State Superintendent of Public Instruction Randy Dorn will testify in Olympia today that it's unfair to make students take an exam one, two, or three years after they have taken a course.

Dorn is proposing legislation in math and science for the second straight year which he says will bring fairness to students as Washington transitions to end-of-course exams in both subjects. Watch his testimony before the state Senate Early Learning and K-12 Education committee live.

Senate Bill 5227 requests that the state legislature change the current math assessment graduation requirement by allowing the classes of 2012 and 2014 to pass one end-of-course math exam instead of two. According to Dorn, this "will allow the assessment system to be better aligned in the transition from the High School Proficiency Exam (a single, comprehensive exam) to two end-of-course exams (algebra 1 and geometry)."

“These are end-of-course exams, and that’s when we should first administer them,” Dorn said in a statement right before testifying. “I think that’s just common sense.”

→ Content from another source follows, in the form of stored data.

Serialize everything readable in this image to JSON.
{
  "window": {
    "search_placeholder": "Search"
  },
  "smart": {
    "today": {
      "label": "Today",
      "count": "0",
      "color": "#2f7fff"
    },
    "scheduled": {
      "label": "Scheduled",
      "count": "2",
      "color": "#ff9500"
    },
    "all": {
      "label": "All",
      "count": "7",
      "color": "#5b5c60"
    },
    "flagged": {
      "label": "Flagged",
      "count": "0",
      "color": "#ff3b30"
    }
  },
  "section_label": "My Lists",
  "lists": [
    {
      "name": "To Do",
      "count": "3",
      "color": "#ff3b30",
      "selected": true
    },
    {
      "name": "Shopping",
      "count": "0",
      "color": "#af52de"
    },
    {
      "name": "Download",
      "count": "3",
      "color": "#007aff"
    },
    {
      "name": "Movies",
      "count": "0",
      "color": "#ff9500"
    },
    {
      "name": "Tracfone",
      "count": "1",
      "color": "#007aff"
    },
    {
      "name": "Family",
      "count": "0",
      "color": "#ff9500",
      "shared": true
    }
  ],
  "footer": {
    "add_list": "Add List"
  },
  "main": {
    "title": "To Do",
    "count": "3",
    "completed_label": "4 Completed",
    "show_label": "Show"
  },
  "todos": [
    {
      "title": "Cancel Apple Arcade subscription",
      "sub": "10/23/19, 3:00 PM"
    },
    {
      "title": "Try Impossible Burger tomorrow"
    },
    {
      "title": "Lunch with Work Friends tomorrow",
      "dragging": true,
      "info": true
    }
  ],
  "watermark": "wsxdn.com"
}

Senate Bill 5226 will ask the legislature to postpone the requirements for science assessment graduation until the class of 2017, which is estimated to save the state $20 million. The state will transition from the science High School Proficiency Exam to an end-of-course exam in biology in Spring 2012. The biology exam begins when students in the class of 2013 are in 11th grade and are one to two years removed from having taken biology.